RIFORMA PENSIONI, LA CONTESTAZIONE DELLA CUB
La Confederazione unitaria di base segnale che il 16 novembre scorso Anp, Cgil, Cisl, Gilda, Snals e Uil “hanno sottoscritto un ennesimo accordo peggiorativo per il personale e vantaggioso per loro che cogestiscono il fondo pensioni di categoria Espero. Il nuovo accordo prevede che per gli assunti dal 1° gennaio 2019 scatterà l’iscrizione automatica alla previdenza complementare con il meccanismo truffaldino del ‘silenzio-assenso’, quando siano decorsi nove mesi dall’assunzione. Dato il valore retroattivo dell’accordo è previsto un periodo transitorio per chi è stato assunto tra il 1° gennaio 2019 e l’entrata in vigore dell’accordo. In tal caso i nove mesi decorrono dalla data di comunicazione dell’informativa” e “nei 30 gg. successivi alla comunicazione dell’iscrizione forzata è possibile esercitare il diritto di recesso”.

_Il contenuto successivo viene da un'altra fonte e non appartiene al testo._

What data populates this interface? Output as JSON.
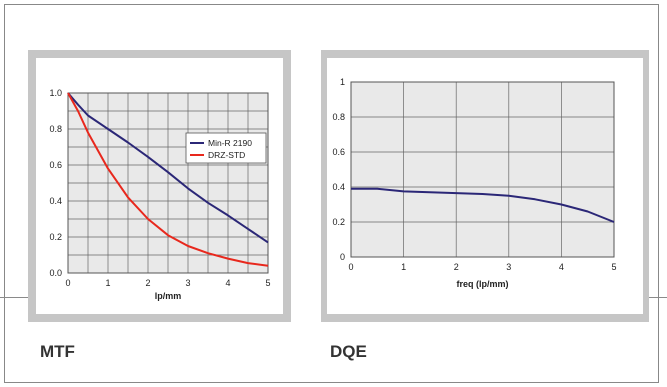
{
  "colors": {
    "panel_bg": "#c6c6c6",
    "plot_bg": "#e9e9e9",
    "grid": "#666666",
    "series_blue": "#2b2777",
    "series_red": "#e8281d"
  },
  "captions": {
    "mtf": "MTF",
    "dqe": "DQE"
  },
  "chart_data": [
    {
      "type": "line",
      "xlabel": "lp/mm",
      "ylabel": "",
      "xlim": [
        0,
        5
      ],
      "ylim": [
        0,
        1.0
      ],
      "xticks": [
        "0",
        "1",
        "2",
        "3",
        "4",
        "5"
      ],
      "yticks": [
        "0.0",
        "0.2",
        "0.4",
        "0.6",
        "0.8",
        "1.0"
      ],
      "grid": true,
      "legend_position": "top-right",
      "series": [
        {
          "name": "Min-R 2190",
          "color": "#2b2777",
          "x": [
            0,
            0.25,
            0.5,
            1,
            1.5,
            2,
            2.5,
            3,
            3.5,
            4,
            4.5,
            5
          ],
          "y": [
            1.0,
            0.935,
            0.875,
            0.8,
            0.725,
            0.645,
            0.56,
            0.47,
            0.39,
            0.32,
            0.245,
            0.17
          ]
        },
        {
          "name": "DRZ-STD",
          "color": "#e8281d",
          "x": [
            0,
            0.25,
            0.5,
            1,
            1.5,
            2,
            2.5,
            3,
            3.5,
            4,
            4.5,
            5
          ],
          "y": [
            1.0,
            0.9,
            0.78,
            0.58,
            0.42,
            0.3,
            0.21,
            0.15,
            0.11,
            0.08,
            0.055,
            0.04
          ]
        }
      ]
    },
    {
      "type": "line",
      "xlabel": "freq (lp/mm)",
      "ylabel": "",
      "xlim": [
        0,
        5
      ],
      "ylim": [
        0,
        1
      ],
      "xticks": [
        "0",
        "1",
        "2",
        "3",
        "4",
        "5"
      ],
      "yticks": [
        "0",
        "0.2",
        "0.4",
        "0.6",
        "0.8",
        "1"
      ],
      "grid": true,
      "series": [
        {
          "name": "",
          "color": "#2b2777",
          "x": [
            0,
            0.5,
            1,
            1.5,
            2,
            2.5,
            3,
            3.5,
            4,
            4.5,
            5
          ],
          "y": [
            0.39,
            0.39,
            0.375,
            0.37,
            0.365,
            0.36,
            0.35,
            0.33,
            0.3,
            0.26,
            0.2
          ]
        }
      ]
    }
  ]
}
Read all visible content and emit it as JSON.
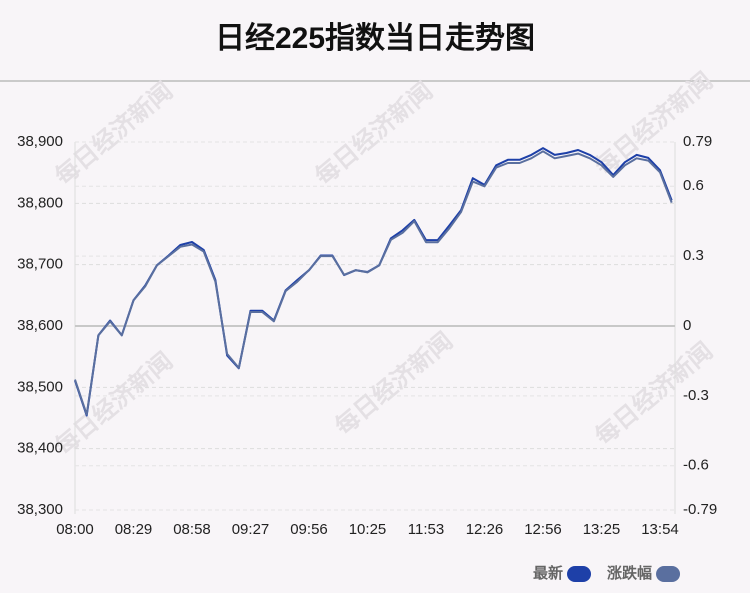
{
  "chart_data": {
    "type": "line",
    "title": "日经225指数当日走势图",
    "watermark": "每日经济新闻",
    "categories": [
      "08:00",
      null,
      null,
      null,
      null,
      "08:29",
      null,
      null,
      null,
      null,
      "08:58",
      null,
      null,
      null,
      null,
      "09:27",
      null,
      null,
      null,
      null,
      "09:56",
      null,
      null,
      null,
      null,
      "10:25",
      null,
      null,
      null,
      null,
      "11:53",
      null,
      null,
      null,
      null,
      "12:26",
      null,
      null,
      null,
      null,
      "12:56",
      null,
      null,
      null,
      null,
      "13:25",
      null,
      null,
      null,
      null,
      "13:54",
      null
    ],
    "series": [
      {
        "name": "最新",
        "color": "#1e40a8",
        "values": [
          38511,
          38454,
          38585,
          38609,
          38585,
          38642,
          38666,
          38699,
          38715,
          38732,
          38737,
          38724,
          38675,
          38552,
          38531,
          38625,
          38625,
          38609,
          38658,
          38675,
          38691,
          38715,
          38715,
          38683,
          38691,
          38688,
          38699,
          38743,
          38756,
          38773,
          38740,
          38740,
          38764,
          38789,
          38841,
          38830,
          38862,
          38871,
          38871,
          38879,
          38890,
          38879,
          38882,
          38887,
          38879,
          38867,
          38846,
          38867,
          38879,
          38874,
          38854,
          38805
        ]
      },
      {
        "name": "涨跌幅",
        "color": "#5a6f9f",
        "axis": "y2",
        "values": [
          -0.23,
          -0.38,
          -0.04,
          0.02,
          -0.04,
          0.11,
          0.17,
          0.26,
          0.3,
          0.34,
          0.35,
          0.32,
          0.19,
          -0.12,
          -0.18,
          0.06,
          0.06,
          0.02,
          0.15,
          0.19,
          0.24,
          0.3,
          0.3,
          0.22,
          0.24,
          0.23,
          0.26,
          0.37,
          0.4,
          0.45,
          0.36,
          0.36,
          0.42,
          0.49,
          0.62,
          0.6,
          0.68,
          0.7,
          0.7,
          0.72,
          0.75,
          0.72,
          0.73,
          0.74,
          0.72,
          0.69,
          0.64,
          0.69,
          0.72,
          0.71,
          0.66,
          0.53
        ]
      }
    ],
    "ylim": [
      38300,
      38900
    ],
    "yticks": [
      {
        "value": 38300,
        "label": "38,300"
      },
      {
        "value": 38400,
        "label": "38,400"
      },
      {
        "value": 38500,
        "label": "38,500"
      },
      {
        "value": 38600,
        "label": "38,600"
      },
      {
        "value": 38700,
        "label": "38,700"
      },
      {
        "value": 38800,
        "label": "38,800"
      },
      {
        "value": 38900,
        "label": "38,900"
      }
    ],
    "y2lim": [
      -0.79,
      0.79
    ],
    "y2ticks": [
      0.79,
      0.6,
      0.3,
      0,
      -0.3,
      -0.6,
      -0.79
    ],
    "grid": true,
    "legend": "bottom-right"
  }
}
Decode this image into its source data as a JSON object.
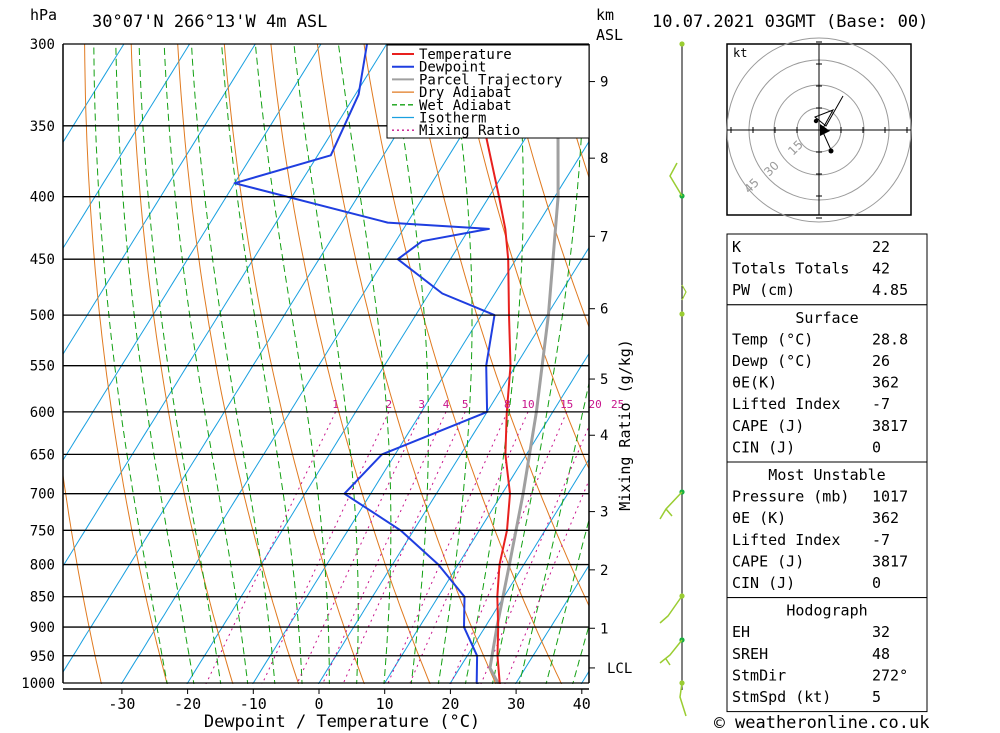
{
  "header": {
    "pressure_unit": "hPa",
    "location": "30°07'N  266°13'W  4m  ASL",
    "height_unit": "km",
    "height_unit2": "ASL",
    "datetime": "10.07.2021  03GMT  (Base: 00)"
  },
  "chart_data": {
    "type": "skew-t",
    "xlabel": "Dewpoint / Temperature (°C)",
    "mixing_ratio_label": "Mixing Ratio (g/kg)",
    "x_ticks": [
      -30,
      -20,
      -10,
      0,
      10,
      20,
      30,
      40
    ],
    "pressure_levels": [
      300,
      350,
      400,
      450,
      500,
      550,
      600,
      650,
      700,
      750,
      800,
      850,
      900,
      950,
      1000
    ],
    "height_km_ticks": [
      {
        "label": "9",
        "p": 322
      },
      {
        "label": "8",
        "p": 372
      },
      {
        "label": "7",
        "p": 431
      },
      {
        "label": "6",
        "p": 494
      },
      {
        "label": "5",
        "p": 564
      },
      {
        "label": "4",
        "p": 627
      },
      {
        "label": "3",
        "p": 724
      },
      {
        "label": "2",
        "p": 808
      },
      {
        "label": "1",
        "p": 902
      },
      {
        "label": "LCL",
        "p": 972
      }
    ],
    "mixing_ratio_ticks": [
      "1",
      "2",
      "3",
      "4",
      "5",
      "8",
      "10",
      "15",
      "20",
      "25"
    ],
    "legend": [
      "Temperature",
      "Dewpoint",
      "Parcel Trajectory",
      "Dry Adiabat",
      "Wet Adiabat",
      "Isotherm",
      "Mixing Ratio"
    ],
    "colors": {
      "temperature": "#e8201e",
      "dewpoint": "#1f3ee0",
      "parcel": "#a0a0a0",
      "dry_adiabat": "#e07a20",
      "wet_adiabat": "#12a012",
      "isotherm": "#1aa0e0",
      "mixing_ratio": "#c8148c",
      "wind": "#9acd32"
    },
    "temperature_profile": [
      {
        "p": 1017,
        "t": 28.8
      },
      {
        "p": 1000,
        "t": 27.5
      },
      {
        "p": 950,
        "t": 24.6
      },
      {
        "p": 900,
        "t": 22.0
      },
      {
        "p": 850,
        "t": 19.0
      },
      {
        "p": 800,
        "t": 16.3
      },
      {
        "p": 750,
        "t": 14.2
      },
      {
        "p": 700,
        "t": 11.2
      },
      {
        "p": 650,
        "t": 6.8
      },
      {
        "p": 600,
        "t": 3.0
      },
      {
        "p": 550,
        "t": -0.8
      },
      {
        "p": 500,
        "t": -5.8
      },
      {
        "p": 450,
        "t": -11.2
      },
      {
        "p": 425,
        "t": -14.5
      },
      {
        "p": 400,
        "t": -18.5
      },
      {
        "p": 350,
        "t": -27.5
      },
      {
        "p": 300,
        "t": -38.0
      }
    ],
    "dewpoint_profile": [
      {
        "p": 1017,
        "t": 26.0
      },
      {
        "p": 1000,
        "t": 24.0
      },
      {
        "p": 950,
        "t": 21.5
      },
      {
        "p": 900,
        "t": 16.8
      },
      {
        "p": 850,
        "t": 14.0
      },
      {
        "p": 800,
        "t": 7.0
      },
      {
        "p": 750,
        "t": -2.0
      },
      {
        "p": 700,
        "t": -14.0
      },
      {
        "p": 650,
        "t": -12.0
      },
      {
        "p": 600,
        "t": 0.0
      },
      {
        "p": 550,
        "t": -4.5
      },
      {
        "p": 500,
        "t": -8.0
      },
      {
        "p": 480,
        "t": -18.0
      },
      {
        "p": 450,
        "t": -28.0
      },
      {
        "p": 435,
        "t": -26.0
      },
      {
        "p": 425,
        "t": -17.0
      },
      {
        "p": 420,
        "t": -33.0
      },
      {
        "p": 390,
        "t": -60.0
      },
      {
        "p": 370,
        "t": -48.0
      },
      {
        "p": 330,
        "t": -49.5
      },
      {
        "p": 300,
        "t": -53.0
      }
    ],
    "parcel_profile": [
      {
        "p": 1017,
        "t": 28.8
      },
      {
        "p": 972,
        "t": 24.6
      },
      {
        "p": 900,
        "t": 21.8
      },
      {
        "p": 800,
        "t": 17.8
      },
      {
        "p": 700,
        "t": 13.2
      },
      {
        "p": 600,
        "t": 7.5
      },
      {
        "p": 500,
        "t": 0.2
      },
      {
        "p": 400,
        "t": -9.5
      },
      {
        "p": 350,
        "t": -16.2
      },
      {
        "p": 300,
        "t": -24.5
      }
    ]
  },
  "hodograph": {
    "unit": "kt",
    "ring_labels": [
      "15",
      "30",
      "45"
    ]
  },
  "indices": {
    "general": [
      {
        "label": "K",
        "value": "22"
      },
      {
        "label": "Totals Totals",
        "value": "42"
      },
      {
        "label": "PW (cm)",
        "value": "4.85"
      }
    ],
    "surface_title": "Surface",
    "surface": [
      {
        "label": "Temp (°C)",
        "value": "28.8"
      },
      {
        "label": "Dewp (°C)",
        "value": "26"
      },
      {
        "label": "θE(K)",
        "value": "362"
      },
      {
        "label": "Lifted Index",
        "value": "-7"
      },
      {
        "label": "CAPE (J)",
        "value": "3817"
      },
      {
        "label": "CIN (J)",
        "value": "0"
      }
    ],
    "unstable_title": "Most Unstable",
    "unstable": [
      {
        "label": "Pressure (mb)",
        "value": "1017"
      },
      {
        "label": "θE (K)",
        "value": "362"
      },
      {
        "label": "Lifted Index",
        "value": "-7"
      },
      {
        "label": "CAPE (J)",
        "value": "3817"
      },
      {
        "label": "CIN (J)",
        "value": "0"
      }
    ],
    "hodo_title": "Hodograph",
    "hodo": [
      {
        "label": "EH",
        "value": "32"
      },
      {
        "label": "SREH",
        "value": "48"
      },
      {
        "label": "StmDir",
        "value": "272°"
      },
      {
        "label": "StmSpd (kt)",
        "value": "5"
      }
    ]
  },
  "footer": {
    "copyright_symbol": "©",
    "site": "weatheronline.co.uk"
  }
}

LA SCELTA CONSIGLIATA AI LAVORATORI
Per la Cub “i lavoratori fanno bene a tenersi stretto il TFR piuttosto che investirlo nei fondi pensione”, dato che “la previdenza privata non è sicura, perché basata su movimenti azionari per quel che riguarda il rendimento; non aiuta di sicuro una vera lotta per la difesa delle pensioni e contro l’innalzamento dell’età pensionabile; non aiuta nella lotta per la richiesta di un’erogazione del Tfs in tempi ragionevoli (adesso, se va bene, passano 36 mesi)”. Inoltre, “il fatto che sia gestito da parte sindacale non è una ‘garanzia’ ma un’aggravante perché è una forma di complicità nel depotenziamento della previdenza pubblica; conferisce denari alla parte sindacale che la gestisce attraverso gli interessi maturati dal lavoratore; è stata sottoscritta solo dal 10% dei lavoratori della scuola (docenti ed ata) e questo dovrebbe già farci riflettere”.